What would have happened?

If you were to hit submit, it would send your email address and the password you entered to a completely different website — not Microsoft. The scammers would collect your email and password and try to use them to log in to your actual email address!

In this case, the scam page has a few things that it will do after getting your password. The code is convoluted, but it might try asking you for your password again. It might redirect you to the real Outlook / Office365 login page, or – and this one is very strange – might let you download an audio file that’s a voicemail of someone looking to donate food.

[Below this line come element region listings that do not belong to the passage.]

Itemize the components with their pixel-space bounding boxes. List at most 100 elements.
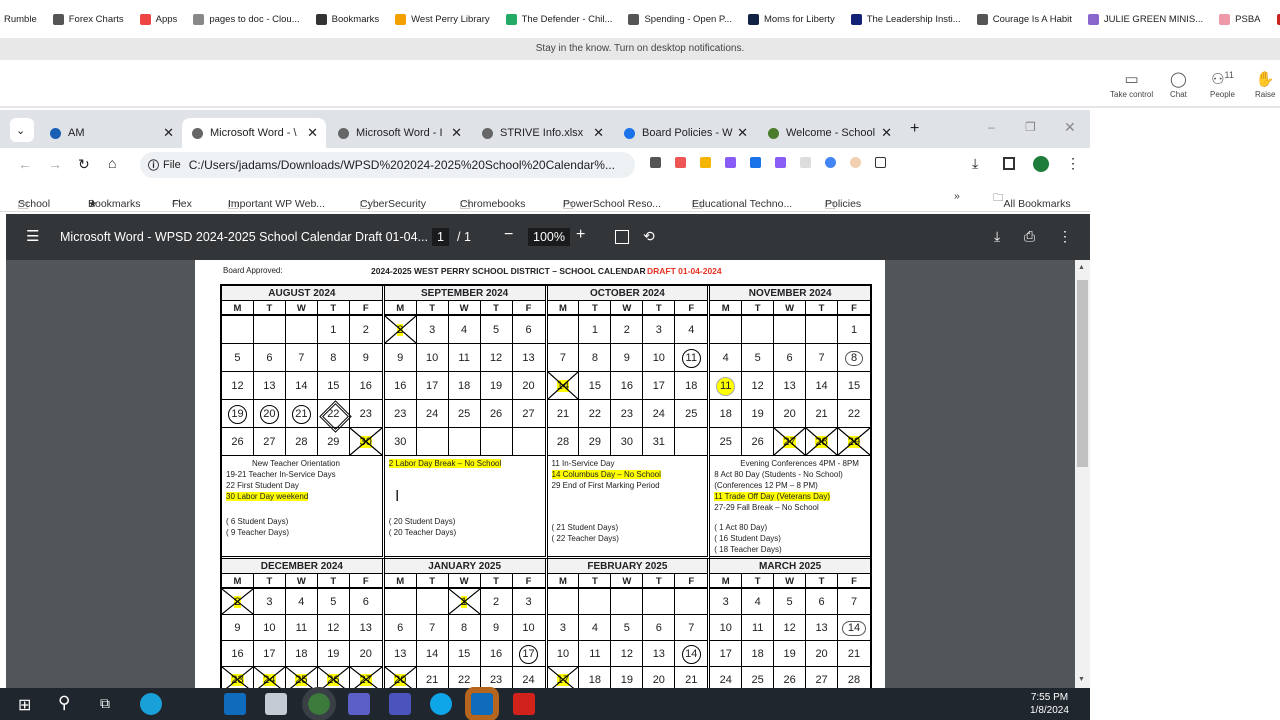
back-button[interactable]: ← [18,156,32,172]
bookmark-item[interactable]: The Defender - Chil... [505,13,612,25]
bookmark-item[interactable]: Forex Charts [52,13,124,25]
scroll-down-arrow[interactable]: ▼ [1078,676,1085,683]
search-icon[interactable]: ⚲ [58,693,70,713]
edge-icon[interactable] [140,693,162,715]
home-button[interactable]: ⌂ [108,155,116,171]
extension-icon[interactable] [675,157,686,168]
extension-icon[interactable] [775,157,786,168]
rotate-icon[interactable]: ⟲ [643,228,655,245]
zoom-out-button[interactable]: − [504,226,513,244]
chat-button[interactable]: ◯ Chat [1170,70,1187,99]
chrome-icon[interactable] [302,687,336,720]
bookmark-favicon-icon [395,13,407,25]
omnibox[interactable]: ⓘ File C:/Users/jadams/Downloads/WPSD%202… [140,152,635,178]
day-cell: 14 [838,615,870,641]
bookmark-item[interactable]: Rumble [4,14,37,25]
close-window-button[interactable]: ✕ [1064,119,1076,136]
tab[interactable]: Board Policies - W ✕ [614,118,756,148]
all-bookmarks-button[interactable]: 🗀 All Bookmarks [993,190,1071,210]
more-bookmarks-button[interactable]: » [954,190,960,202]
tab-close-button[interactable]: ✕ [163,125,174,141]
bookmark-item[interactable]: Bookmarks [315,13,379,25]
skype-icon[interactable] [430,693,452,715]
bookmark-item[interactable]: Apps [139,13,177,25]
bookmark-item[interactable]: How Ridiculous [1276,13,1280,25]
extension-icon[interactable] [825,157,836,168]
tab[interactable]: Microsoft Word - I ✕ [328,118,470,148]
zoom-in-button[interactable]: + [576,226,585,244]
day-cell [806,316,839,344]
tab[interactable]: STRIVE Info.xlsx ✕ [472,118,612,148]
task-view-icon[interactable]: ⧉ [100,695,110,712]
scrollbar-thumb[interactable] [1077,280,1088,467]
bookmark-item[interactable]: PSBA [1219,13,1261,25]
day-cell: 6 [806,589,839,615]
tab-close-button[interactable]: ✕ [451,125,462,141]
bookmark-item[interactable]: Spending - Open P... [628,13,732,25]
system-clock[interactable]: 7:55 PM 1/8/2024 [1030,691,1069,717]
notification-banner[interactable]: Stay in the know. Turn on desktop notifi… [0,38,1280,60]
extension-icon[interactable] [800,157,811,168]
print-icon[interactable]: ⎙ [1024,228,1035,245]
windows-start-icon[interactable]: ⊞ [18,695,31,715]
bookmark-item[interactable]: Courage Is A Habit [976,13,1072,25]
tab[interactable]: AM ✕ [40,118,182,148]
more-options-icon[interactable]: ⋮ [1058,228,1072,245]
day-number: 15 [457,648,471,660]
bookmark-item[interactable]: The Leadership Insti... [850,13,961,25]
weekday-label: W [611,301,644,316]
browser-menu-icon[interactable]: ⋮ [1066,155,1080,172]
scroll-up-arrow[interactable]: ▲ [1078,264,1085,271]
url-text[interactable]: C:/Users/jadams/Downloads/WPSD%202024-20… [189,158,615,172]
take-control-button[interactable]: ▭ Take control [1110,70,1153,99]
acrobat-icon[interactable] [513,693,535,715]
outlook-icon[interactable] [224,693,246,715]
menu-icon[interactable]: ☰ [26,227,39,245]
tab-close-button[interactable]: ✕ [307,125,318,141]
zoom-input[interactable]: 100% [528,228,570,246]
extension-icon[interactable] [725,157,736,168]
minimize-button[interactable]: – [988,120,995,134]
outlook-active-icon[interactable] [465,687,499,720]
bookmark-item[interactable]: JULIE GREEN MINIS... [1087,13,1203,25]
restore-button[interactable]: ❐ [1025,120,1036,134]
tab[interactable]: Welcome - School ✕ [758,118,900,148]
teams-icon[interactable] [389,693,411,715]
windows-taskbar: ⊞ ⚲ ⧉ 7:55 PM 1/8/2024 [0,687,1090,720]
tab-close-button[interactable]: ✕ [593,125,604,141]
extension-icon[interactable] [650,157,661,168]
fit-page-icon[interactable] [615,230,629,244]
extension-icon[interactable] [700,157,711,168]
side-panel-icon[interactable] [1003,157,1015,170]
tab-close-button[interactable]: ✕ [881,125,892,141]
app-icon[interactable] [348,693,370,715]
reload-button[interactable]: ↻ [78,156,90,173]
weekday-label: M [222,301,254,316]
page-number-input[interactable]: 1 [432,228,449,246]
extension-icon[interactable] [750,157,761,168]
site-info-chip[interactable]: ⓘ File [148,157,181,173]
tab[interactable]: Microsoft Word - \ ✕ [182,118,326,148]
new-tab-button[interactable]: + [910,120,919,138]
people-button[interactable]: ⚇11 People [1210,70,1235,99]
day-number: 21 [556,408,570,420]
download-icon[interactable]: ⤓ [994,228,1000,245]
file-icon[interactable] [265,693,287,715]
bookmark-item[interactable]: West Perry Library [395,13,490,25]
day-cell: 19 [774,641,807,667]
draft-label: DRAFT 01-04-2024 [647,266,722,276]
download-icon[interactable]: ⤓ [972,155,978,172]
day-cell: 14 [806,372,839,400]
tab-search-button[interactable]: ⌄ [10,118,34,142]
tab-close-button[interactable]: ✕ [737,125,748,141]
bookmark-favicon-icon [505,13,517,25]
raise-hand-button[interactable]: ✋ Raise [1255,70,1275,99]
day-cell: 14 [675,641,708,667]
profile-avatar[interactable] [1033,156,1049,172]
weekday-label: T [317,574,350,589]
forward-button[interactable]: → [48,156,62,172]
bookmark-item[interactable]: pages to doc - Clou... [193,13,300,25]
bookmark-item[interactable]: Moms for Liberty [747,13,835,25]
extension-icon[interactable] [850,157,861,168]
extensions-puzzle-icon[interactable] [875,157,886,168]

For techies, click here to see a screenshot of the code (with a domain blocked out for the victim’s privacy, as their webserver has likely been taken over).

What we’ve learned

We can take a few lessons from this real-life phishing scam:

  1. These scams have varying levels of quality. There are clear grammatical errors in the original email, but at the same time they’ve gone to certain lengths to make the page look legitimate by adding my site’s icon and my email address in the form!
  2. Check not just the name but the address of the sender and see if it’s someone you trust.
  3. Even in that case, are you expecting that message? Does it make sense or is it trying to tell you that you’ve got a fax on your office line when you don’t have either of those things?
  4. Don’t open email attachments!
  5. Always check the address of the website to make sure it’s the site you want to be on. Tech for the People has a guide – but the best advice is to just type in the website yourself instead of clicking links or attachments.